# A tetrahedron has vertices $O(0,0,0),\:A(1,2,1)\:B(2,1,3)\:C(-1,1,2)$. The angle between the faces $OAB$ and $ABC$ is ?

$(a)\:\:90^{\circ}\:\:\:\qquad\:\:(b)\:\:30^{\circ}\:\:\:\qquad\:\:(c)\:\:cos^{-1}(19/35)\:\:\:\qquad\:\:(d)\:\:cos^{-1}(17/31)$

Let $\overrightarrow n_1$ and $\overrightarrow n_2$ be the normals to the face $OAB$ and $ABC$ respectively.
Given $O(0,0,0),\:A(1,2,1)\:C(2,1,3)\:C(-1,1,2)$ are vertices of tetrahedran.
$\overrightarrow {OA}=(1,2,1) \:and\:\:\overrightarrow {OB}=(2,1,3).$
Then $\overrightarrow n_1=\overrightarrow {OA}\times\overrightarrow {OB}=\left |\begin {array}{ccc} \hat i & \hat j & \hat k\\1 & 2 & 1\\ 2 & 1 & 3\end {array}\right |$
$\overrightarrow n_1=(5,-1,-3)$
$\overrightarrow {AB}=(1,-2,2)\:and\:\overrightarrow {AC}=(-2,-1,1)$
Then $\overrightarrow n_2=\overrightarrow {AB}\times\overrightarrow {AC}=\left |\begin {array}{ccc} \hat i & \hat j & \hat k\\1 & -2 & 2\\- 2 & -1 & 1\end {array}\right |$
$\overrightarrow n_2=(1,-5,-3)$
Angle between the faces $OAB$ and $ABC$ is same as the angle between their normals.

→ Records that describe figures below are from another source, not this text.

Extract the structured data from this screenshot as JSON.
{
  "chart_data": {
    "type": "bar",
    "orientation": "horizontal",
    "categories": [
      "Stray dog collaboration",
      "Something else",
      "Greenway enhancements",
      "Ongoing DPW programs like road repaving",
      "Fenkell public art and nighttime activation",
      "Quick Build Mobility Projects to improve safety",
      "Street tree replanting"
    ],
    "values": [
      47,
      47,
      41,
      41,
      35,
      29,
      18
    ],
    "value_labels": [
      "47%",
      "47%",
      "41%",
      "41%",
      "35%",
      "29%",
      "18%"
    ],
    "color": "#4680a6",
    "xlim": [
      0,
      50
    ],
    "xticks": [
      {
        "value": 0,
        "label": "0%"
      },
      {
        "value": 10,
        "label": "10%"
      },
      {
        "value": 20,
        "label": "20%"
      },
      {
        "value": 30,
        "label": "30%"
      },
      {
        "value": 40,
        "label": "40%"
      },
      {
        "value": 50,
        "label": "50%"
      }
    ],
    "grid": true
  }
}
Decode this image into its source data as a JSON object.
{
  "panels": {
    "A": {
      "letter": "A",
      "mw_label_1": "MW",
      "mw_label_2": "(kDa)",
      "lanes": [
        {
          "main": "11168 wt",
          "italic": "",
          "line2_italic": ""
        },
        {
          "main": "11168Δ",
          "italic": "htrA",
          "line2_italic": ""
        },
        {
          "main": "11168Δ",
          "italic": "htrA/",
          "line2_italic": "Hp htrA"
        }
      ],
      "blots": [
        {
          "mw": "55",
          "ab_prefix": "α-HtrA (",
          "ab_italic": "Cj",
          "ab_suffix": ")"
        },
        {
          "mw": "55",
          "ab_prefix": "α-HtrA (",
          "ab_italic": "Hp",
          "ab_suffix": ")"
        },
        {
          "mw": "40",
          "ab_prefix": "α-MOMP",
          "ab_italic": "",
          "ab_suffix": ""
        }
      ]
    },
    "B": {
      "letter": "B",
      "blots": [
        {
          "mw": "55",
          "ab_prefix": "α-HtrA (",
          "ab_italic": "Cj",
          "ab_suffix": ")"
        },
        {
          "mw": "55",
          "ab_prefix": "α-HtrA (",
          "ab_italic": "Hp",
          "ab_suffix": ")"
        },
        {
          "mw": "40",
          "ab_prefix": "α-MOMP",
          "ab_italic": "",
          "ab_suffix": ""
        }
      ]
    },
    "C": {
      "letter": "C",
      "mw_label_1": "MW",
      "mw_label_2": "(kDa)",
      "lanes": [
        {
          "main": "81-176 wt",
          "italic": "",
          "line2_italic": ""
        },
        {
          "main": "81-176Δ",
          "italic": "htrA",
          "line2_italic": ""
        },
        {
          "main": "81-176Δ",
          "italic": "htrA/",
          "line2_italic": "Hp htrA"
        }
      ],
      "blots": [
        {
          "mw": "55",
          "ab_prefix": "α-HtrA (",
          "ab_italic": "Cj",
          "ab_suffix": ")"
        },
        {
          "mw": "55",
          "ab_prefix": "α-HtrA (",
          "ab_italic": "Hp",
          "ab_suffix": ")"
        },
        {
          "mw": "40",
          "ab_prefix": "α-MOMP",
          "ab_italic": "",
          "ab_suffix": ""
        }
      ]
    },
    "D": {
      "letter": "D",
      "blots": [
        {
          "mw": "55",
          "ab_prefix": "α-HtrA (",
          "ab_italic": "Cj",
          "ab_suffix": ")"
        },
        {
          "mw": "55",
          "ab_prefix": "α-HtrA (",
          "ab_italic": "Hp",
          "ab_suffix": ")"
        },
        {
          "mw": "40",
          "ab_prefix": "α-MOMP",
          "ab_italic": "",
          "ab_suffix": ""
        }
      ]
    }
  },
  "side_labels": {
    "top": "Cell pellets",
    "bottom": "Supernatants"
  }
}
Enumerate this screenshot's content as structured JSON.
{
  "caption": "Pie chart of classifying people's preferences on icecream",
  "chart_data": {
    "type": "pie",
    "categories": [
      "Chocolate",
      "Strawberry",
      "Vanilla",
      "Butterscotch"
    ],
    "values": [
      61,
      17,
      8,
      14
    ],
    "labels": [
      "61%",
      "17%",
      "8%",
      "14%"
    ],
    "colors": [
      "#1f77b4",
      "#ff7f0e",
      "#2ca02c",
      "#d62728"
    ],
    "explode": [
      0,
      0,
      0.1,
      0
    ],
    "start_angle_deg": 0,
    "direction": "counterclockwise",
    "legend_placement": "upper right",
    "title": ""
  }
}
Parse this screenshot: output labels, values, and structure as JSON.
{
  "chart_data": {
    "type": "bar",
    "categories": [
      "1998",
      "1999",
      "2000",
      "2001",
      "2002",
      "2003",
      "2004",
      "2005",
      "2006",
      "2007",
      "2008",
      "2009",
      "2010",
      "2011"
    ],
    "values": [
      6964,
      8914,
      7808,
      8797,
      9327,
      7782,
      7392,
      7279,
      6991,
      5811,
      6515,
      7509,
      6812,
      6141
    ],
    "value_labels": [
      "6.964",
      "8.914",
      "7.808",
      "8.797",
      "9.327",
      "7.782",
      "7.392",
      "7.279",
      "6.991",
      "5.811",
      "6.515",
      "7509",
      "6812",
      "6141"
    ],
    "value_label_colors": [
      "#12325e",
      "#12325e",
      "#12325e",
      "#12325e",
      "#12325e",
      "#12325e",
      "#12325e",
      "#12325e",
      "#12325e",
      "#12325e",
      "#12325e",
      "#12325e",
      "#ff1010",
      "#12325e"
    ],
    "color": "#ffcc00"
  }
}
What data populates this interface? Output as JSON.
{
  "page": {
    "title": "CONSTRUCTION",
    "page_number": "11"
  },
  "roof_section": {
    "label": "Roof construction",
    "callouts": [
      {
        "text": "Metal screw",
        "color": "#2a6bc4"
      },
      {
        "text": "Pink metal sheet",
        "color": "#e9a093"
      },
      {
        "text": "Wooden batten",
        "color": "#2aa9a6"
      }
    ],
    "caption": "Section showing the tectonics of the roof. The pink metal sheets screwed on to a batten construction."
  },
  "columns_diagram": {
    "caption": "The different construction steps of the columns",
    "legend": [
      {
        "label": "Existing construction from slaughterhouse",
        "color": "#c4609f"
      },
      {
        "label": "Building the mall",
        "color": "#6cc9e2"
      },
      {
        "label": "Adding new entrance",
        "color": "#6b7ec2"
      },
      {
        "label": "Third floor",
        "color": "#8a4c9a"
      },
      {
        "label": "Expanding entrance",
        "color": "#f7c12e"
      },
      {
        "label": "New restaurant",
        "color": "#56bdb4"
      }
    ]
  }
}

which is given by $cos\theta=\large\frac{\overrightarrow n_1.\overrightarrow n_2}{|\overrightarrow n_1||\overrightarrow n_2|}$
$=\large\frac{5+5+9}{\sqrt {35}.\sqrt {35}}=\frac{19}{35}$
$\therefore$ The required angle is $cos^{-1}\large\frac{19}{35}$